The building blocks for the strongest channel partnerships
A question of trust
Building trust is key to developing successful partnerships – across all areas of your business. Trust provides the foundation for the relationship, and can be built in many ways, such as through credibility, customer references, assured data protection, ISO compliance, responsive employees with positive attitudes, or commitment to ethical practices. When trust is established, it leads to greater openness, loyalty, collaboration and, ultimately, opportunities.
And whilst your own organisation is working hard to establish trust, your prospective partner also needs to demonstrate the same attributes to warrant your investment in time, resources, and energy.
When working with larger partners, it is important to develop multi-tier relationships across the organisation with a regular touch-points in communication. Having peer-to-peer relationships across every layer and across every department helps to make the relationship long-lasting. Then if someone leaves you can quickly develop new connections and get the relationship back on track. Any gap in people knowledge makes the relationship difficult to maintain so it is imperative to mitigate this.

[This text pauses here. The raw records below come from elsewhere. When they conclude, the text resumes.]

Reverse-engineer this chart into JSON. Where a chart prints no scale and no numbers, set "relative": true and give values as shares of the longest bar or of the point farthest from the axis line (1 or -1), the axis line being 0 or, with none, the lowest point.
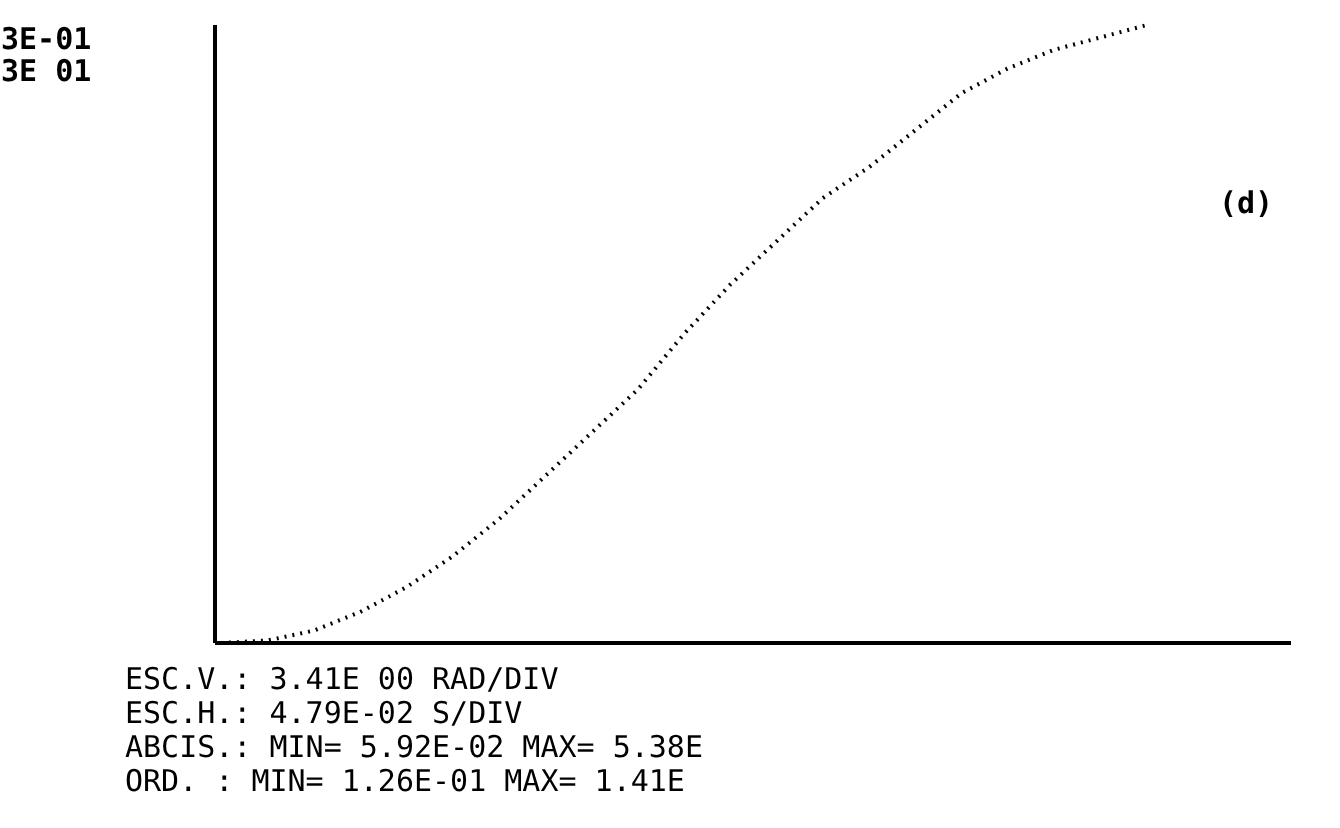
{
  "chart_data": {
    "type": "line",
    "relative": true,
    "line_style": "dotted",
    "marker": "none",
    "grid": false,
    "categories": [
      null,
      null,
      null,
      null,
      null,
      null,
      null,
      null,
      null,
      null,
      null,
      null,
      null,
      null,
      null,
      null,
      null,
      null,
      null,
      null,
      null,
      null,
      null,
      null
    ],
    "series": [
      {
        "color": "#000000",
        "values": [
          0,
          0.004,
          0.02,
          0.05,
          0.09,
          0.14,
          0.2,
          0.27,
          0.34,
          0.41,
          0.5,
          0.58,
          0.65,
          0.72,
          0.77,
          0.83,
          0.89,
          0.93,
          0.96,
          0.98,
          1.0,
          null,
          null,
          null
        ]
      }
    ],
    "annotations": [
      "3E-01",
      "3E 01",
      "(d)",
      "ESC.V.: 3.41E 00 RAD/DIV",
      "ESC.H.: 4.79E-02 S/DIV",
      "ABCIS.: MIN=  5.92E-02 MAX=  5.38E",
      "ORD.   : MIN=  1.26E-01 MAX=  1.41E"
    ]
  }
}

Building strong relationships isn’t easy
Managing leavers and starters is a key challenge in maintaining strong partnerships. You need to stay on top of key contacts to sustain and develop peer-to-peer relationships across an organisation.
However, you can only develop strong relationships if you have a good reason to talk on a regular basis. If the meeting’s participants are not aligned in terms of objectives and expectations, the meetings will become ineffectual and it will become challenging to keep abreast of organisational and people changes.
Everyone in your organisation needs to be mindful that your partners are an extension of your sales function. So regardless of whether someone has a role in support or accounts, they need to be commercially minded and aware of the importance of your partnerships. Every conversation and action contributes to building, sustaining and energising the relationship.
Does a short-term relationship look different to a long term partnership?
We follow a tried and tested process to ensure that we deliver the very best experience to partners at every stage of the relationship. The first 90 days of all new relationships are important both in terms of expectation setting and practical activities, such as training, support, and the provision of resources.
Once we move beyond the first 90 days, the relationship shifts to a business-as-usual format when specialists across the business, from account managers to the finance team, jointly take on responsibility for building and nurturing the relationship. At this early stage, developing the peer-to-peer relationships plays an important role.
It easy to overlook the importance of the business-as-usual stage, but it is arguably, more important as the time during the initial engagement. We all know it costs much more to find a new relationship than to nurture a current one.
As the partner becomes more familiar with your services, their needs are likely to change and expand, and deviate from other partners’ requirements by becoming more specific to their own needs, which may require further training and customisation of documents. This is a good time to become more strategic and find ways to further develop the relationship, so it is important to continually review and evolve the relationship in line with both your own business objectives and theirs.
Synergy is important. The strongest partnerships are when you have a common outlook and objectives. If you can speak openly and set expectations with transparency from the outset, you know you are on to a winner.
There also needs to be equality in the relationship. For example, if one partner is pushing hard to reduce prices, it can result in the other being less invested in the relationship due to the relationship having less value. This could however be as a result of the value not being explained and support to understand the proposition not provided. Both sides must consider each other’s goals and respect them. It cannot be that one side takes everything. Like all relationships, there must be give and take.
If you can start the relationship in the right place, with the right commercial agreement, you are likely to do well. Be clear on what you are looking for and stick to what you need without being too rigid. Leave enough room for flexibility to do favours, promotions or additional discounts which benefit both sides of the relationship.
And whilst you may be eager to win the business, being too willing to compromise is not a good place to the start. This can lead to being continually squeezed, trying to claw back margin. The answer is to focus on the value of your services rather than price. The balance between value versus price is delicate, but it is important that business goals are aligned and customers’ needs are fulfilled, whilst consideration and trust fortify the relationship.